Anyone else read the Gartner Guardian Agents report? The attribution gap they describe is exactly what broke our SIEM last month.
Got an alert last month on API call volume that looked off. Took us a while to trace it back because the SIEM logged the user identity, not the agent actually making the calls. The agent was running under an authorized user account, doing what it was supposed to do, but the logging had no way to distinguish agent-initiated actions from human-initiated ones.
We closed it as a false positive. Might have been wrong to do that.
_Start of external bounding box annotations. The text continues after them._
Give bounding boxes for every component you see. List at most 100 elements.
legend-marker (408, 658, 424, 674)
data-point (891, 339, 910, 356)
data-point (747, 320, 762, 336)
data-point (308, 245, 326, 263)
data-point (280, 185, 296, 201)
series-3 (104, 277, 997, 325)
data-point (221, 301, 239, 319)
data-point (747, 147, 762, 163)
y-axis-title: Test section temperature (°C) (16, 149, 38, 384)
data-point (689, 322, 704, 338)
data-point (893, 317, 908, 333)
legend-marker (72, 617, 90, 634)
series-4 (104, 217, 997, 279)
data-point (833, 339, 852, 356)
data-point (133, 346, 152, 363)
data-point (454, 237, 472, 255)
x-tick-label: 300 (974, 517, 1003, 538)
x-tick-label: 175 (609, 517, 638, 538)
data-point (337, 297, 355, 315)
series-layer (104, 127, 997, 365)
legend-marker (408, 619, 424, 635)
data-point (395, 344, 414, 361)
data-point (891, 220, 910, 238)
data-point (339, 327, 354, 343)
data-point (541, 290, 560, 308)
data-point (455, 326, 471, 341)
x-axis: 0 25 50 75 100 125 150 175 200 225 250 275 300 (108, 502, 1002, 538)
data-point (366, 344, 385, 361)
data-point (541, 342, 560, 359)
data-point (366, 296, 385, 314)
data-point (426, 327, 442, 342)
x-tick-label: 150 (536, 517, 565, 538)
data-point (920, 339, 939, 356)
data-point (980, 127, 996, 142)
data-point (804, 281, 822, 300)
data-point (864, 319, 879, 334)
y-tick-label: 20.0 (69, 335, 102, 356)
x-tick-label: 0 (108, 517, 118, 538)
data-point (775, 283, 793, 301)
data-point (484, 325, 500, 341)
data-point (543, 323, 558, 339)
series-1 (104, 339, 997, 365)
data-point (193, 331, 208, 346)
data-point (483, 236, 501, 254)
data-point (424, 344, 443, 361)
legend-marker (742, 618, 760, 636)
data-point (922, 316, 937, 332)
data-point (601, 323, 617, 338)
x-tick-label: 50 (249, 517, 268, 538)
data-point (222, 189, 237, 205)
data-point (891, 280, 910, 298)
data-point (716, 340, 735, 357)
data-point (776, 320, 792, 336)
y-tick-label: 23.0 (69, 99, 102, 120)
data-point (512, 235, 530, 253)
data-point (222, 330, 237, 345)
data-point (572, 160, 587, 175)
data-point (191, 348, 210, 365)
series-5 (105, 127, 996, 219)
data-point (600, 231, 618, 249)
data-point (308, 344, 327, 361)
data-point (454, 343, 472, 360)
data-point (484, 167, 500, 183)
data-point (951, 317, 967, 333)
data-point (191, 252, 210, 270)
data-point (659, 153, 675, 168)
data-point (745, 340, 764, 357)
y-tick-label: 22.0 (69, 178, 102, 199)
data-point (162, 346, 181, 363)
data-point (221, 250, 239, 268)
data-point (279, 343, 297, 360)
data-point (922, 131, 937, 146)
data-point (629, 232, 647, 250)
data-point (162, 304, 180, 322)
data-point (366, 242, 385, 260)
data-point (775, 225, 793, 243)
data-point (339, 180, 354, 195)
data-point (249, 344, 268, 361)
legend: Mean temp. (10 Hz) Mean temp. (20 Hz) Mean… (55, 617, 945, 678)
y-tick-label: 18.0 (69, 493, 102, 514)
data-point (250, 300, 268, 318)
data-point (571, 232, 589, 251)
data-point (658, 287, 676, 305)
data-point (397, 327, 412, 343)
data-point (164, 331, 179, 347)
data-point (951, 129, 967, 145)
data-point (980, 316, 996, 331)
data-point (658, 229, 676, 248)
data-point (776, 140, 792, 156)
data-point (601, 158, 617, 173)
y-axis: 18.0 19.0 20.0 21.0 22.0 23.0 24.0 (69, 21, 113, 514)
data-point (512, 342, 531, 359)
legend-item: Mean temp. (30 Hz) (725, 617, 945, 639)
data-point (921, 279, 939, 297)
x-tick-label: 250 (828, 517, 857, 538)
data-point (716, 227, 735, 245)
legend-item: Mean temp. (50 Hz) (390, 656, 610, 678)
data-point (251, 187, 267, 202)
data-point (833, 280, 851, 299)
We don't know.
Everyone talks about the external stuff, prompt injection, agent compromise. That's not what I'm describing. The problem isn't someone attacking the agent. It's that the whole logging model assumes a human is behind every session. When an agent acts under a user's identity, your logs say the user did it. Your SIEM correlation rules were written assuming humans generate events at human speed. An agent running under the same identity quietly breaks every baseline you have.
We're running Splunk with a pretty mature detection ruleset. None of it was written with agents in mind. Agents invalidate that assumption. Nobody notices until something weird surfaces and you can't tell who or what caused it.
Came across the Gartner Guardian Agents report while trying to find a framework for this. The part about agents acting outside what any identity system can see is exactly what we keep running into.
What are people doing for agent attribution and behavioral monitoring, if anything?